BASIS OF PRESENTATION

The October 31, 1998 financial information included in this Form 10-K has been
prepared without audit (refer to report on page F-1 of financial statements
included herein). In the opinion of management, financial information includes
all adjustments and disclosures necessary for a fair presentation in accordance
with generally accepted accounting principles.

DISCUSSION OF OPERATIONS FOR THE YEARS ENDED OCTOBER 31, 2000 vs. OCTOBER
31, 1999

The following discussion relates to the continuing activities of Primedex Health
Systems, Inc.

RESULTS OF OPERATIONS

The discussion of the results of continuing operations includes PHS, RadNet and
DIS for the year ended October 31, 2000 and 1999.

For the year ended October 31, 2000 and 1999, the Company had operating income
from continuing operations of $14,596,198 and $1,898,524, respectively.

The Company generated gross revenue of $229,597,926 and $170,517,884 and net
revenue of $87,964,616 and $72,257,665 for the years ended October 31, 2000 and
1999, respectively. During the years ended October 31, 2000 and 1999, RadNet
generated gross revenue of $198,695,250 and $147,533,960, respectively, and DIS
generated gross revenue of $30,902,676 and $22,983,924, respectively. During the
year ended October 31, 2000 and 1999, RadNet generated net revenue of
$74,411,903 and $59,845,230, respectively, and DIS generated net revenue of
$13,552,713 and $12,412,435, respectively [net of elimination entries].

The Company's net revenue increased approximately 22% for the year ended October
31, 2000 primarily due to the addition of new centers, including but not limited
to, Chino Valley MRI, San Gabriel Valley MRI, Tarzana MRI, San Francisco Open
MRI and Emeryville Open MRI, the addition or improvement of medical equipment,
the addition of new contracts, and the renegotiation of existing contracts
improving reimbursement and net yields.

For the years ended October 31, 2000 and 1999, operating expenses totaled
$73,368,418 and $70,359,141, respectively. For the years ended October 31, 2000
and 1999, RadNet's operating expenses were $61,319,795 and $55,841,840,
respectively, DIS' operating expenses were $9,637,282 and $12,183,666,
respectively, RMIS' operating expenses were $-0- and $40,080, respectively, and
PHS' operating expenses were $2,411,341 and $2,293,555, respectively [net of
elimination entries].

For the years ended October 31, 2000 and 1999, the Company incurred expenses for
salaries and professional reading fees of $35,402,039 and $30,991,224,
respectively, building and equipment rental expenses of $6,334,374 and
$5,945,141, respectively, general and administrative expenses of $20,470,988 and
$22,124,193, respectively, depreciation and amortization of $8,579,573 and
$7,708,976, respectively, provisions for bad debt of $2,581,444 and $3,110,961,
respectively, and impairment losses of $-0- and $478,646, respectively.

15


A primary reason for the decrease in general and administrative expenses during
the year ended October 31, 2000 was the reduction in legal expenditures of
approximately $1.4 million due to the settlement of the majority of the
Company's outstanding litigation coupled with the insurance reimbursement of a
portion of previously paid legal fees. In addition, during the year ended
October 31, 2000, the Company reduced its repair and maintenance expenses
approximately 23%. The primary reasons for the reduction was the addition of new
equipment with lower service requirements and a new vendor service arrangement
entered into to control and stabilize monthly repair and maintenance
expenditures. Effective March 1, 2000, the Company entered into a multi-vendor
service agreement with GE Medical Systems effective through October 2003 for the
majority of its medical equipment for a fee based upon a percentage of net
revenues with minimum aggregate net revenue requirements. The service fee ranges
from 2.82% to 3.67% of net revenue and the aggregate minimum net revenue ranges
from $85,000,000 to $95,000,000 during the term of the agreement.

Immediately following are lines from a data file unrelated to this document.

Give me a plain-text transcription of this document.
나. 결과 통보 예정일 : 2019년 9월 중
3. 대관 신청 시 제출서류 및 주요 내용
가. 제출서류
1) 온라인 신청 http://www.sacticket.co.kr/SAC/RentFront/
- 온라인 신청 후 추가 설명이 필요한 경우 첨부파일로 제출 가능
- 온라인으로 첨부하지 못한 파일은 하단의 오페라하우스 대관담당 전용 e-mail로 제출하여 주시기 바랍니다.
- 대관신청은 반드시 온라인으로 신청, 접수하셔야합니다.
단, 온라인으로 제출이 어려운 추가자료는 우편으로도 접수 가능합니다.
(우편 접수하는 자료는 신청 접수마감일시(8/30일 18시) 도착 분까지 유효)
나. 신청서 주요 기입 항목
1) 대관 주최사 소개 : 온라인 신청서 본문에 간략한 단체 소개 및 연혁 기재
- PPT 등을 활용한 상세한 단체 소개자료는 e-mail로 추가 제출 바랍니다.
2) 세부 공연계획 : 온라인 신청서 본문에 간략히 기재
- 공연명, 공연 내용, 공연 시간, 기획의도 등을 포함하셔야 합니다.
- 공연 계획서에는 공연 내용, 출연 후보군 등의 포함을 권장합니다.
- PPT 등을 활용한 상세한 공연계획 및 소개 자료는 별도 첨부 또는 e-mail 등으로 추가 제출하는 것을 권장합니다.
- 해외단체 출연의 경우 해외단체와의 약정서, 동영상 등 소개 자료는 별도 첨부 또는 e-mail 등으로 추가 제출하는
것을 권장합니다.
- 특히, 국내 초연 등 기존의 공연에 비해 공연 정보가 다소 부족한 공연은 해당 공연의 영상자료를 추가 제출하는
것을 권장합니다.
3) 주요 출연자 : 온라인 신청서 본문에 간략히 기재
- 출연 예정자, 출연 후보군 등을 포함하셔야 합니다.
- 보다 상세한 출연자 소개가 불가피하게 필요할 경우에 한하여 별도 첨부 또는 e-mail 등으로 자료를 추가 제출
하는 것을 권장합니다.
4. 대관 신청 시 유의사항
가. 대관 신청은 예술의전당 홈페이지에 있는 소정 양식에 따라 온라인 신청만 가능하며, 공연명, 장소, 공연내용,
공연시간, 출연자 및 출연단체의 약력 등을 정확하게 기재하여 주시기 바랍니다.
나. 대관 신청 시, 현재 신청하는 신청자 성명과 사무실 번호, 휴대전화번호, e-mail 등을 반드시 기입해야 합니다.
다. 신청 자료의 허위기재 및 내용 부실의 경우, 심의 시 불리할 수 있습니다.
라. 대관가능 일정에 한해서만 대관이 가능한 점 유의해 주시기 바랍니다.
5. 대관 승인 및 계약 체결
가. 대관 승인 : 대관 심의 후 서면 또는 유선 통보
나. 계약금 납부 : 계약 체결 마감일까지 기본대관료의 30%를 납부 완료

For the years ended October 31, 2000 and 1999, interest expense [net of interest
income] was $13,139,706 and $10,674,256, respectively, and other income [net of
other expense] was $239,343 and $398,119, respectively. Other income consisted
primarily of professional fee income, record copy income, rental income and
covenant not-to-compete income. Other expense consisted primarily of
modification fee costs and write-offs of offering costs associated with bond
repurchases.

During the year ended October 31, 2000, the Company recorded net losses on the
sale and disposal of assets of $335,116. The majority of these losses were
attributable to the closure of the Company's facility in San Francisco [450
Sutter] and the move of the North County facility from Vista to Oceanside,
California with the related upgrade of equipment and abandonment of leasehold
improvements. During the year ended October 31, 1999, the Company had net gains
form the sale and disposal of assets of $70,214 and recorded a loss on legal
judgments and settlements of $2,455,995.

During the years ended October 31, 2000 and 1999, the Company recorded gains
from the early extinguishment of debt of $1,512,053 and $1,556,121,
respectively, which included gains from the retirement of bonds of $1,492,131
and $338,785, respectively and gains from the settlement of notes of $19,922 and
$1,217,336, respectively.

During the year ended October 31, 2000, the Company had net income of
$2,614,031. During the year ended October 31, 1999, the Company had a net loss
of $9,071,221. For the year ended October 31, 2000, RadNet realized net income
$3,507,783, DIS realized net income of $1,545,339 and PHS realized net losses of
$2,439,091. During the year ended October 31, 1999, RadNet realized net losses
of $841,970, RMIS realized net losses of $40,080, DIS realized net losses of
$3,606,927 and PHS realized net losses of $4,582,244.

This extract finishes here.